Sous peine de nullité, ce document doit comporter certaines mentions obligatoires (article 648 du nouveau Code de procédure civile), notamment le décompte des sommes à régler, une sommation de payer dans un délai de huit jours et l'indication que passé ce délai un huissier pourra pénétrer chez vous pour dresser un procès-verbal descriptif de la vente.

Pas de vente sans autorisation

Attention ! Ce commandement vaut déjà saisie immobilière. Dès sa réception, vous ne pouvez plus vendre votre bien sans autorisation. Mais vous conservez le droit de l'habiter ou de le louer.

Votre créancier dispose, quant à lui, de deux mois pour faire publier le commandement au bureau des hypothèques. Si vous êtes dans l'impossibilité de faire face à vos dettes, saisissez la commission de surendettement qui pourra éventuellement suspendre la saisie.

L'audience d'orientation, une étape importante

Dans les deux mois qui suivent la publication du commandement, vous recevez une assignation en justice vous convoquant à une audience "d'orientation" devant le juge de l'exécution.

"C'est un rendez-vous primordial à ne pas manquer, indique Anne-Sophie Sajous, avocate à Annecy. Si vous ne vous y présentez pas, la vente aux enchères publiques de votre bien sera automatiquement ordonnée par le juge."

Une alternative à la vente forcée ?

Or la grande innovation de la réforme est d'avoir prévu une alternative à cette vente forcée. Désormais, le débiteur peut procéder lui-même à la vente de son bien (pour un prix généralement plus élevé). À la condition toutefois d'obtenir l'autorisation du juge lors de l'audience d'orientation (le recours à un avocat n'est pas obligatoire).

Méfiez-vous tout de même, car "le juge n'acceptera pas automatiquement cette demande. Il peut exiger un dossier complet prouvant les démarches que vous avez déjà engagées pour vendre votre bien", précise Me Sajous.

Quatre mois pour vendre

Mais, dès lors qu'il ne s'y oppose pas, il doit fixer le montant minimal du prix de vente autorisé et la date d'une seconde audience, appelée audience "de rappel", dans un délai qui ne peut être supérieur à quatre mois. Le débiteur utilisera ce temps pour finaliser la vente.

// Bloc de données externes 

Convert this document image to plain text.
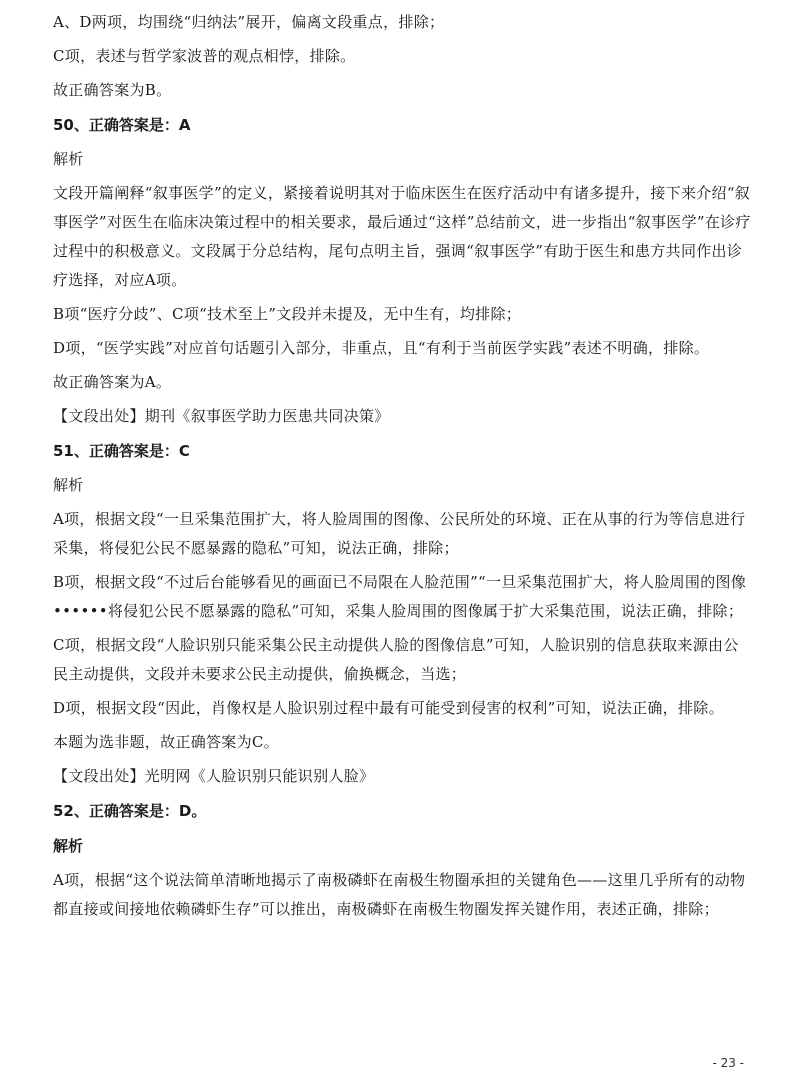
A、D两项，均围绕“归纳法”展开，偏离文段重点，排除；

C项，表述与哲学家波普的观点相悖，排除。

故正确答案为B。

50、正确答案是：A

解析

文段开篇阐释“叙事医学”的定义，紧接着说明其对于临床医生在医疗活动中有诸多提升，接下来介绍“叙事医学”对医生在临床决策过程中的相关要求，最后通过“这样”总结前文，进一步指出“叙事医学”在诊疗过程中的积极意义。文段属于分总结构，尾句点明主旨，强调“叙事医学”有助于医生和患方共同作出诊疗选择，对应A项。

B项“医疗分歧”、C项“技术至上”文段并未提及，无中生有，均排除；

D项，“医学实践”对应首句话题引入部分，非重点，且“有利于当前医学实践”表述不明确，排除。

故正确答案为A。

【文段出处】期刊《叙事医学助力医患共同决策》

51、正确答案是：C

解析

A项，根据文段“一旦采集范围扩大，将人脸周围的图像、公民所处的环境、正在从事的行为等信息进行采集，将侵犯公民不愿暴露的隐私”可知，说法正确，排除；

B项，根据文段“不过后台能够看见的画面已不局限在人脸范围”“一旦采集范围扩大，将人脸周围的图像••••••将侵犯公民不愿暴露的隐私”可知，采集人脸周围的图像属于扩大采集范围，说法正确，排除；

C项，根据文段“人脸识别只能采集公民主动提供人脸的图像信息”可知，人脸识别的信息获取来源由公民主动提供，文段并未要求公民主动提供，偷换概念，当选；

D项，根据文段“因此，肖像权是人脸识别过程中最有可能受到侵害的权利”可知，说法正确，排除。

本题为选非题，故正确答案为C。

【文段出处】光明网《人脸识别只能识别人脸》

52、正确答案是：D。

解析

A项，根据“这个说法简单清晰地揭示了南极磷虾在南极生物圈承担的关键角色——这里几乎所有的动物都直接或间接地依赖磷虾生存”可以推出，南极磷虾在南极生物圈发挥关键作用，表述正确，排除；

- 23 -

À cette seconde audience, le juge s'assurera que la vente a bien eu lieu. À défaut, il ordonnera la vente forcée. Sous certaines conditions, il est toutefois en droit d'accorder un délai supplémentaire de trois mois.

La vente aux enchères publiques

Dès l'audience d'orientation, le juge peut aussi ordonner la vente forcée du bien saisi (soit parce que vous n'avez pas demandé la vente amiable, soit parce qu'il l'a refusée).

Il fixe alors les modalités de visite du bien et la date de l'audience d'adjudication à laquelle interviendra la vente judiciaire. Il s'agit d'une vente aux enchères publiques réalisée au sein du tribunal.

Une large publicité

Parallèlement, le créancier se doit d'accomplir des formalités de publicité (affichage dans les locaux du tribunal, sur l'immeuble saisi, publication dans un journal d'annonces légales et dans deux journaux à diffusion locale ou régionale). Ces avis visent à informer le plus grand nombre d'enchérisseurs. Le jour de l'audience, le bien est attribué au plus offrant.

Le prix de vente est ensuite distribué à qui de droit. Le jugement d'adjudication constitue un titre d'expulsion à l'égard de la personne saisie, qui se trouve alors dépossédée du bien.

Saisir la commission de surendettement

La commission de surendettement pourra, si elle déclare votre dossier recevable, demander la suspension de la saisie au juge de l'exécution.

Cela a pour conséquence de stopper la procédure durant l'instruction de votre dossier. En pratique, la suspension de la vente forcée est prolongée le temps nécessaire au règlement de votre situation et conformément aux recommandations de la commission (vente volontaire du bien, rééchelonnement de la dette…).

Cette solution est, bien entendu, subordonnée au respect de vos obligations (le paiement de vos nouvelles échéances, par exemple).

S'il apparaît qu'il est impossible de mettre en oeuvre des mesures de traitement de votre surendettement (en cas de situation irrémédiablement compromise), la commission vous proposera, après vous avoir convoqué et obtenu votre accord (par écrit), une procédure de rétablissement personnel.

Pour toute démarche, adressez-vous au secrétariat de la commission de surendettement qui se trouve à la succursale de la banque de France de votre département.